Un appel à la mobilisation pour l’affaire portée devant la CPI
Sur le dossier en cours à la Cour Pénale Internationale (CPI), Me MBEMBA KABUYA a invité tous les citoyens congolais à diffuser largement le lien officiel de la CPI (icc-cpi.int/fr/drc/call-fo…). Ce lien permet aux victimes des exactions perpétrées en RDC d’envoyer directement leurs témoignages et preuves aux instances internationales.
« La participation citoyenne est essentielle. Chaque preuve, chaque témoignage peut peser dans ces affaires judiciaires contre les auteurs des crimes commis sur notre territoire », a-t-il souligné.

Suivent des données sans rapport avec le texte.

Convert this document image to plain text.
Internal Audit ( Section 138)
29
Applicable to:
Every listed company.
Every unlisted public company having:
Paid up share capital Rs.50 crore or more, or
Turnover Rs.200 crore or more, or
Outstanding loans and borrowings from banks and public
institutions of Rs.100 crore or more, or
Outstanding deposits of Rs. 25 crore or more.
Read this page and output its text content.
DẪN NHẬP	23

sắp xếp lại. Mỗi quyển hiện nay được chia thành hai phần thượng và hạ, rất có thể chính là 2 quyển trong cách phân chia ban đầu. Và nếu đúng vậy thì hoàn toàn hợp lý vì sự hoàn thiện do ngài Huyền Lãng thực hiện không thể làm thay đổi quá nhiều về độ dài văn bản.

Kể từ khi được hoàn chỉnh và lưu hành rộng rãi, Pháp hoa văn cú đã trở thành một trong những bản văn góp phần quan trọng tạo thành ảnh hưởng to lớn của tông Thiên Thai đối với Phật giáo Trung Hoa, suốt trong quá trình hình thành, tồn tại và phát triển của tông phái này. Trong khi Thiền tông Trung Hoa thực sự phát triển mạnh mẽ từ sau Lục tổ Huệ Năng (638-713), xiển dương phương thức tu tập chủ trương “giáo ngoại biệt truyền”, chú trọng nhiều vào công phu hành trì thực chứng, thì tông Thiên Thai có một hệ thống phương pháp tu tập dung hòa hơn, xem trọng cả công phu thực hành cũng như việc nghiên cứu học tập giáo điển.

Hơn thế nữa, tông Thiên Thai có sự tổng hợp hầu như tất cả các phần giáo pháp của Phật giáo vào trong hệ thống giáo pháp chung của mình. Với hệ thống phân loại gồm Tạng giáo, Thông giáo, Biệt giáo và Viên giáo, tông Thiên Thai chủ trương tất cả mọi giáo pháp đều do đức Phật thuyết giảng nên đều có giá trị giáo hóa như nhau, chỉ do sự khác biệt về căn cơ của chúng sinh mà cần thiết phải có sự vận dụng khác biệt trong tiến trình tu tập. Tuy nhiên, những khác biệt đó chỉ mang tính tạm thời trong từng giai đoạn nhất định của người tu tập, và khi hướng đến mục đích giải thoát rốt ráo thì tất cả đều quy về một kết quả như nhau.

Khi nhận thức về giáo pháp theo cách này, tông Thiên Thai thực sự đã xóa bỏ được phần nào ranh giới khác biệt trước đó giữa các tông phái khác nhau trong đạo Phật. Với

Dossiers en cours devant la justice régionale et continentale
Le Vice-Ministre est également revenu sur les procédures engagées devant la Cour de Justice de la Communauté d’Afrique de l’Est (EAC) et la Cour Africaine des Droits de l’Homme et des Peuples (CADHP).
Il a précisé que ces affaires ont été initiées par la RDC et suivront leur cours judiciaire selon les procédures établies.
« Le moment venu, nous présenterons les preuves dans les formes requises devant ces juridictions régionales et continentales », a déclaré Me Samuel Mbemba

Un enjeu de justice et de souveraineté
Cette sortie médiatique du Vice-Ministre de la Justice vise à renforcer la mobilisation autour de ces contentieux internationaux, qui s’inscrivent dans une stratégie globale de défense des droits des Congolais et de rétablissement de la vérité sur les exactions perpétrées en RDC.
Avec ces actions judiciaires, la RDC espère obtenir des condamnations et réparations contre les violations du droit international, tout en rappelant sa détermination à défendre sa souveraineté sur tous les fronts, y compris juridique.